Haskell代码可排除Eratosthenes筛网的数字无法正常工作

Question

I came with the following Sieve of Eratosthenes implementation:

sieve :: (Integral a) => [a] -> [a]
sieve [] = []
sieve (p:ps) = p:[x | x <- sieve ps, (rem x p) /= 0] 

primes :: (Integral a) => [a]
primes = sieve [2..100]

Calling primes from gchi prints:

[2,3,5,7,11,13,17,19,23,29,31,37,41,43,47,53,59,61,67,71,73,79,83,89,97]

Adding the optimization step of starting marking numbers from p ² , I ended up with the following code:

sieve :: (Integral a) => [a] -> [a]
sieve [] = []
sieve (p:ps) = p:[x | x <- sieve ps, x > p ^ 2, (rem x p) /= 0] 

primes :: (Integral a) => [a]
primes = sieve [2..100]

But it produces the following output:

[2]

I'm new to Haskell so I'm having problem to understand why adding the x > p ^ 2 is producing this result.

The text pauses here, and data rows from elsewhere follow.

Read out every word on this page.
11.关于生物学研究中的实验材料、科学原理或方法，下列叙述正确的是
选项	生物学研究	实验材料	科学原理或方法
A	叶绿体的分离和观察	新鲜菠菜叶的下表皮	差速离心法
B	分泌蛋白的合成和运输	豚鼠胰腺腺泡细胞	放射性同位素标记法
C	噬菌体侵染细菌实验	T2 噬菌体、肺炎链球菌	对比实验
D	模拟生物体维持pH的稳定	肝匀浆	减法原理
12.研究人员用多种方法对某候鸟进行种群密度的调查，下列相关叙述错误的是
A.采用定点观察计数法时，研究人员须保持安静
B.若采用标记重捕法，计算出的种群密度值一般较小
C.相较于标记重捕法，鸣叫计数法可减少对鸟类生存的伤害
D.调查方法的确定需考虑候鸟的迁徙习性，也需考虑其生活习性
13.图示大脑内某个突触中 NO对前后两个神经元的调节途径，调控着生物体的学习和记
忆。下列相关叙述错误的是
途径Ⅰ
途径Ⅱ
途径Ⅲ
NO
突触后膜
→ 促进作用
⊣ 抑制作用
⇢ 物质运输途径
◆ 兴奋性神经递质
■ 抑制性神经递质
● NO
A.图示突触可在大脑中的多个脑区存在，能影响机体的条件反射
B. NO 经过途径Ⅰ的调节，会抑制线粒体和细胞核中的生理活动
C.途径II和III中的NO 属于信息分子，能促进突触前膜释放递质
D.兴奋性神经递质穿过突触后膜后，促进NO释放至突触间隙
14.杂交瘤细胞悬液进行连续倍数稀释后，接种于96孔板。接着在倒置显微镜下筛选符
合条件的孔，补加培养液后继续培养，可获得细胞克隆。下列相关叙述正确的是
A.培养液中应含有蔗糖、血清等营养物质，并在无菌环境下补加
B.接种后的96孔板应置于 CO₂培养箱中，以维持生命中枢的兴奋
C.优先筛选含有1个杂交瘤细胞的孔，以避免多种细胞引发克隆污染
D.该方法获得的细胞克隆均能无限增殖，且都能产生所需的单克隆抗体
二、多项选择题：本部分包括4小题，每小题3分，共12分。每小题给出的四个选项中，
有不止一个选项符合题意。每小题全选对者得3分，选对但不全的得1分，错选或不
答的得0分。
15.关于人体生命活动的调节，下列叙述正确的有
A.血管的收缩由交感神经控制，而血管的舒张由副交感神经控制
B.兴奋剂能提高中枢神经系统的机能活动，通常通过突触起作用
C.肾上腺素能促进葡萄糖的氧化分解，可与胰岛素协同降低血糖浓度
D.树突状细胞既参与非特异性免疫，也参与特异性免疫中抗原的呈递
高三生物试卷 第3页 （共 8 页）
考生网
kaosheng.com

Can you please spot my mistake by explaining how is Haskell doing the evaluation of that expression?

Answer 1

You have

sieve [2..10]

Which expands to

2 : [x1 | x1 <- sieve [3..10], x1 > 4, rem x1 2 /= 0]
    = 2 : [x1 | x1 <- 3 : [x2 | x2 <- sieve [4..10],
                                x2 > 9,
                                x2 `rem` 3 /= 0],
                x1 > 4,
                x1 `rem` 2 /= 0]

So first x1 is 3 , but 3 > 4 is False so we move to the next one:

    = 2 : [x1 | x1 <- [x2 | x2 <- sieve [4..10],
                            x2 > 9,
                            x2 `rem` 3 /= 0],
                x1 > 4,
                x1 `rem` 2 /= 0]

    = 2 : [x1 | x1 <- [x2 | x2 <- 4 : [x3 | x3 <- sieve [5..10],
                                            x3 > 16,
                                            x3 `rem` 4 /= 0],
                            x2 > 9,
                            x2 `rem` 3 /= 0],
                x1 > 4,
                x1 `rem` 2 /= 0]

So if x2 is 4 , x2 > 9 is false, so we move to the next element:

    = 2 : [x1 | x1 <- [x2 | x2 <- [x3 | x3 <- sieve [5..10],
                                        x3 > 16,
                                        x3 `rem` 4 /= 0],
                            x2 > 9,
                            x2 `rem` 3 /= 0],
                x1 > 4,
                x1 `rem` 2 /= 0]

So already we can see that the only actual value we know gets returned is 2 , 3 is skipped because 3 > 4 is False . 4 gets skipped, but for the wrong reason, and 5 will get skipped because 5 > 16 is False , and so on. The problem here is that your condition x > p ^ 2 filters the entire list, but you really want to just jump ahead in your list. This means that values you're actually interested in are getting filtered out from the output.

Answer 2

This line of code:

p:[x | x <- sieve ps, x > p ^ 2, (rem x p) /= 0] 

says "take all x from sieve ps such that x > p^2 and x is not divisible by p ". Which means that all numbers less than or equal to p^2 are thrown away. It is obviously not correct(the smallest counter example: [2..3] ).